Nu bestaat er, ondanks alle stelligheid, ook wel enige speelruimte. Het spel wordt niet altijd zo hard gespeeld. Nog verder denkend: zou het mogelijk zijn om het stelligheidspectrum te negeren? Door bijvoorbeeld louter verspiedend bezig te zijn? Of dat je bij enquêtes met ‘ja / nee / geen mening’ voor het laatste kiest. Of door twee tegenstrijdige standpunten te verdedigen? Kun je ‘onstellig’ zijn?
Leuke toevalligheid: ‘onstelligheid’ is eigen aan de spelende mens. Mijn definitie van spel is ‘het vermogen tegelijk twee perspectieven op de werkelijkheid te hanteren’. Dat gebeurt vaker dan je zou denken. We doen dat als we in beelden spreken. Of als we meegezogen worden door een film, een boek, kunst, theater, een bordspel, een sportwedstrijd. Of als we op een of andere manier gelovig zijn en zeggen dat er een andere werkelijkheid is dan de zichtbare.

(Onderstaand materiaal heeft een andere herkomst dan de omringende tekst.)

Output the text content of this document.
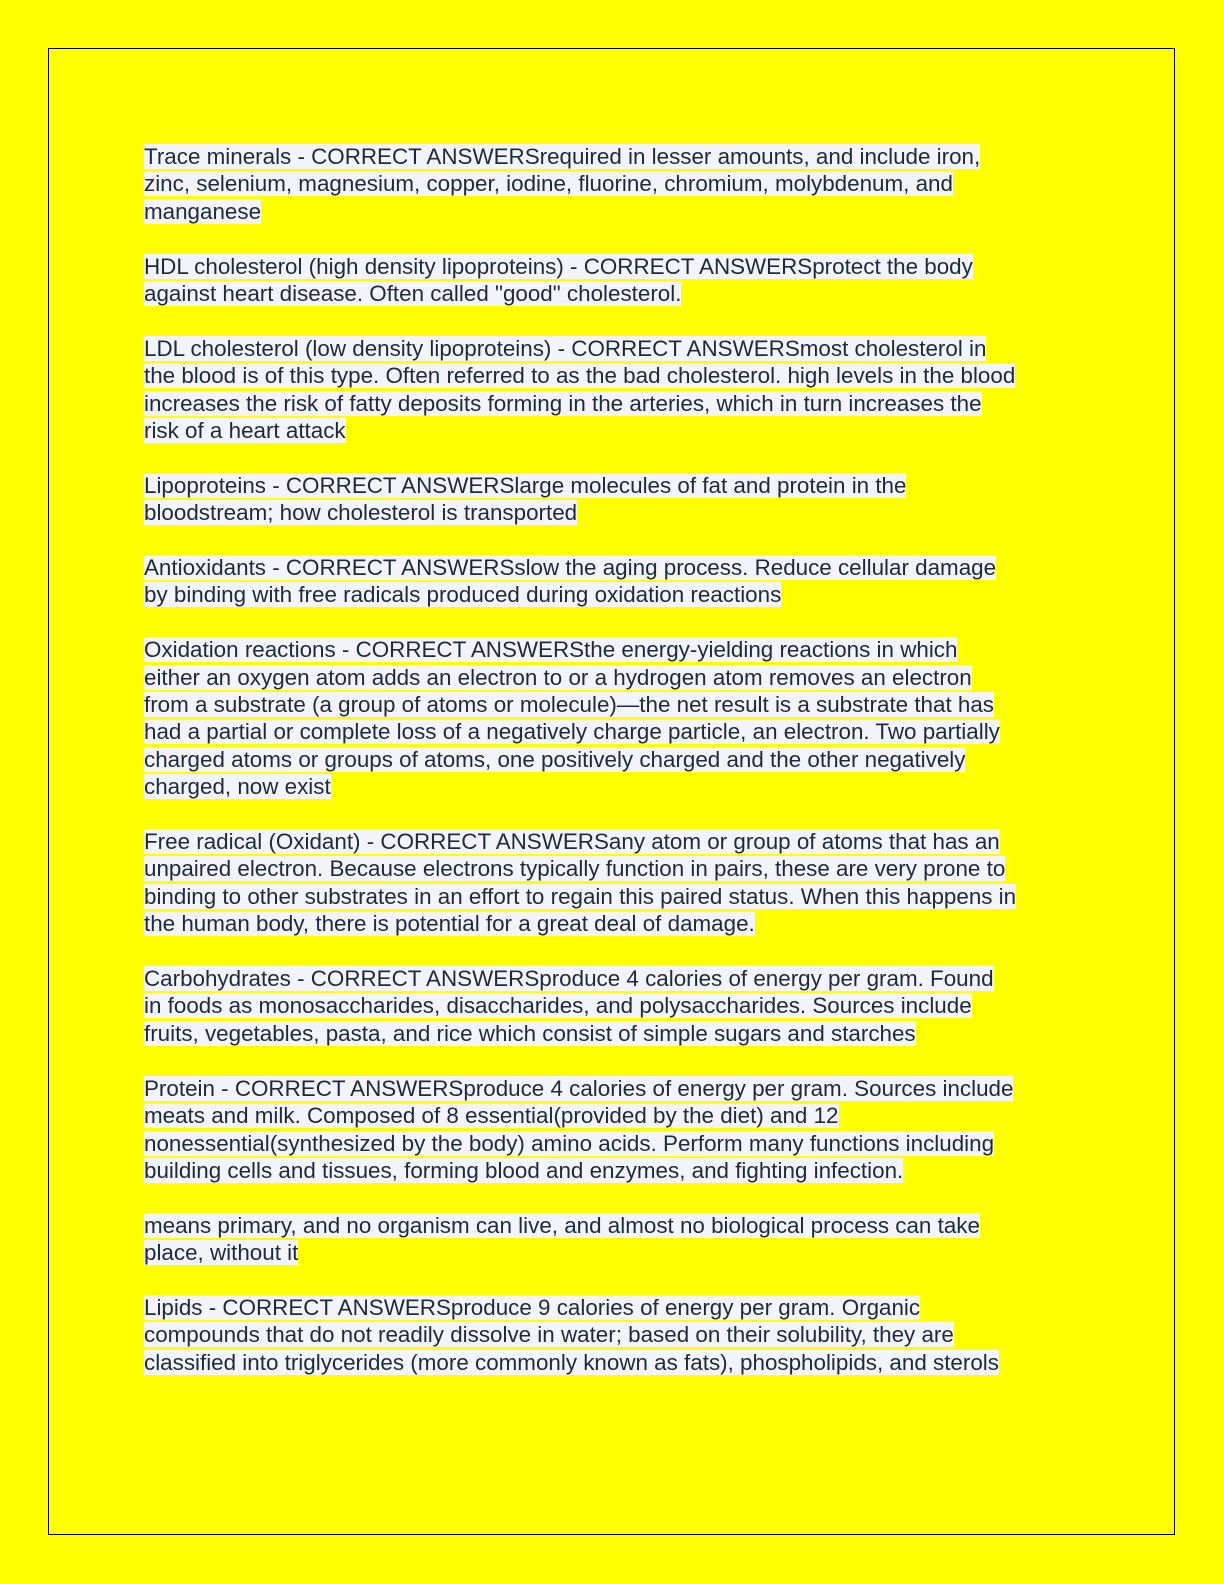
Trace minerals - CORRECT ANSWERSrequired in lesser amounts, and include iron,
zinc, selenium, magnesium, copper, iodine, fluorine, chromium, molybdenum, and
manganese
HDL cholesterol (high density lipoproteins) - CORRECT ANSWERSprotect the body
against heart disease. Often called "good" cholesterol.
LDL cholesterol (low density lipoproteins) - CORRECT ANSWERSmost cholesterol in
the blood is of this type. Often referred to as the bad cholesterol. high levels in the blood
increases the risk of fatty deposits forming in the arteries, which in turn increases the
risk of a heart attack
Lipoproteins - CORRECT ANSWERSlarge molecules of fat and protein in the
bloodstream; how cholesterol is transported
Antioxidants - CORRECT ANSWERSslow the aging process. Reduce cellular damage
by binding with free radicals produced during oxidation reactions
Oxidation reactions - CORRECT ANSWERSthe energy-yielding reactions in which
either an oxygen atom adds an electron to or a hydrogen atom removes an electron
from a substrate (a group of atoms or molecule)—the net result is a substrate that has
had a partial or complete loss of a negatively charge particle, an electron. Two partially
charged atoms or groups of atoms, one positively charged and the other negatively
charged, now exist
Free radical (Oxidant) - CORRECT ANSWERSany atom or group of atoms that has an
unpaired electron. Because electrons typically function in pairs, these are very prone to
binding to other substrates in an effort to regain this paired status. When this happens in
the human body, there is potential for a great deal of damage.
Carbohydrates - CORRECT ANSWERSproduce 4 calories of energy per gram. Found
in foods as monosaccharides, disaccharides, and polysaccharides. Sources include
fruits, vegetables, pasta, and rice which consist of simple sugars and starches
Protein - CORRECT ANSWERSproduce 4 calories of energy per gram. Sources include
meats and milk. Composed of 8 essential(provided by the diet) and 12
nonessential(synthesized by the body) amino acids. Perform many functions including
building cells and tissues, forming blood and enzymes, and fighting infection.
means primary, and no organism can live, and almost no biological process can take
place, without it
Lipids - CORRECT ANSWERSproduce 9 calories of energy per gram. Organic
compounds that do not readily dissolve in water; based on their solubility, they are
classified into triglycerides (more commonly known as fats), phospholipids, and sterols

We kunnen nog een stap verder gaan. Ook al maak je je er niet echt populair mee (‘vlees noch vis’), ‘onstelligheid’ zou in de gepolariseerde samenleving heel heilzaam kunnen zijn. Dan kun je sympathie hebben voor de Oekraïners en toch pacifistische dingen zeggen. Of meedoen in een religieuze groep en tegelijk jezelf een soort atheïst voelen.